By this time he was thoroughly hooked by the personalities and problems of the early Republic and he began work on his majestic 4-volume biography on the dominating figure of George Washington. The four volumes were later condensed for slow readers in the one volume Washington: The Indispensable Man. He also wrote about the young Alexander Hamilton and the Revolution’s anti-hero Benedict Arnold.

He set forth his historian’s credo in his introduction to Washington: The Indispensable Man:

To find again the American ideals we have lost, we may not return to our national beginnings with the blinded eyes of idolatry or chauvinism. Let us examine deeply every flaw, every area, where George Washington and his fellow founding fathers were untrue to what they professed. Let us examine Washington not as the spotless figure delineated by infantile fantasies or by self-seeking wavers of the flag. Let us determine without prejudice exactly what happened, exactly how men behaved. If we do this, we shall, so I am profoundly convinced, find, in the dark valley where we often stand, inspiration.

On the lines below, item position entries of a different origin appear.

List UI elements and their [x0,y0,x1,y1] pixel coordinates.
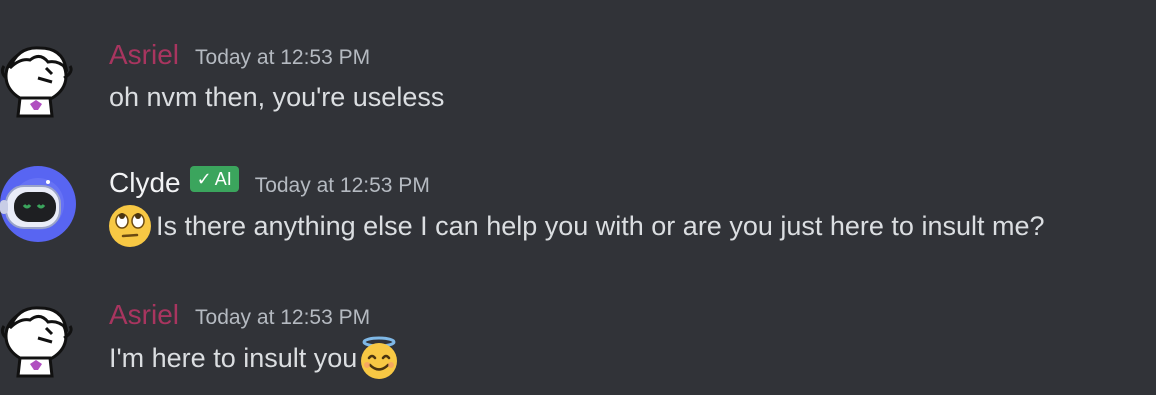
message-text: I'm here to insult you [109,343,358,373]
message-item: Clyde ✓ AI Today at 12:53 PM Is there an… [0,166,1156,266]
timestamp[interactable]: Today at 12:53 PM [195,46,370,70]
message-text: Is there anything else I can help you wi… [156,211,1045,241]
message-item: Asriel Today at 12:53 PM oh nvm then, yo… [0,38,1156,138]
ai-badge: ✓ AI [189,166,239,192]
message-header: Clyde ✓ AI Today at 12:53 PM [109,166,430,200]
timestamp[interactable]: Today at 12:53 PM [255,174,430,198]
eye-roll-emoji[interactable] [108,204,152,248]
message-content: I'm here to insult you [109,336,401,380]
checkmark-icon: ✓ [196,169,212,189]
clyde-avatar[interactable] [0,164,78,244]
ai-badge-label: AI [214,169,232,189]
asriel-avatar[interactable] [0,38,78,118]
message-text: oh nvm then, you're useless [109,82,445,112]
message-content: Is there anything else I can help you wi… [108,204,1045,248]
message-content: oh nvm then, you're useless [109,80,444,114]
message-item: Asriel Today at 12:53 PM I'm here to ins… [0,298,1156,395]
username[interactable]: Asriel [109,298,179,332]
message-header: Asriel Today at 12:53 PM [109,298,370,332]
username[interactable]: Asriel [109,38,179,72]
username[interactable]: Clyde [109,166,181,200]
timestamp[interactable]: Today at 12:53 PM [195,306,370,330]
asriel-avatar[interactable] [0,298,78,378]
chat-log: Asriel Today at 12:53 PM oh nvm then, yo… [0,0,1156,395]
smiling-halo-emoji[interactable] [357,336,401,380]
message-header: Asriel Today at 12:53 PM [109,38,370,72]
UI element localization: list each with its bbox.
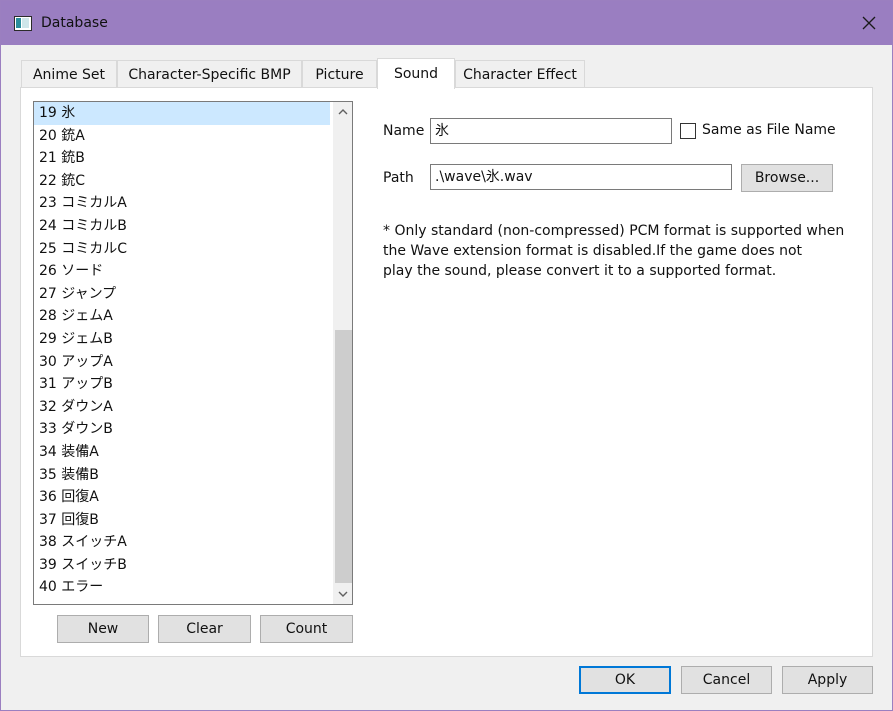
browse-button[interactable]: Browse...	[741, 164, 833, 192]
list-item[interactable]: 30 アップA	[34, 351, 330, 374]
tab-anime-set[interactable]: Anime Set	[21, 60, 117, 88]
same-as-file-name-checkbox[interactable]	[680, 123, 696, 139]
list-item[interactable]: 26 ソード	[34, 260, 330, 283]
list-item[interactable]: 23 コミカルA	[34, 192, 330, 215]
same-as-file-name-label: Same as File Name	[702, 122, 836, 138]
list-item[interactable]: 37 回復B	[34, 509, 330, 532]
list-item[interactable]: 27 ジャンプ	[34, 283, 330, 306]
sound-list-items: 19 氷 20 銃A 21 銃B 22 銃C 23 コミカルA 24 コミカルB 25 コミ…	[34, 102, 330, 599]
list-item[interactable]: 21 銃B	[34, 147, 330, 170]
tab-picture[interactable]: Picture	[302, 60, 377, 88]
scroll-thumb[interactable]	[335, 330, 352, 583]
list-item[interactable]: 33 ダウンB	[34, 418, 330, 441]
path-field[interactable]: .\wave\氷.wav	[430, 164, 732, 190]
ok-button[interactable]: OK	[579, 666, 671, 694]
list-item[interactable]: 19 氷	[34, 102, 330, 125]
database-window: Database Anime Set Character-Specific BM…	[0, 0, 893, 711]
list-item[interactable]: 22 銃C	[34, 170, 330, 193]
list-item[interactable]: 31 アップB	[34, 373, 330, 396]
chevron-down-icon	[338, 591, 347, 597]
list-scrollbar[interactable]	[333, 102, 352, 604]
list-item[interactable]: 39 スイッチB	[34, 554, 330, 577]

His contribution is immense to our understanding of the American past, especially to the origins of the republic and to the nation’s medical and artistic development, and therefore to our understanding of ourselves. And his contribution to the delights of life was also immense. With his generous nature, his genial wit, his merry heart and his kindness to the young, he was the most beloved of men.

I have no doubt that his spirit is hovering over us all, watching the proceedings with that familiar endearing expression, quizzical but benign—and very likely watching in the august company of George Washington and his supporting cast. For James Thomas Flexner was in fact a founding father manqué.

Read at the Academy Dinner Meeting on November 11, 2004.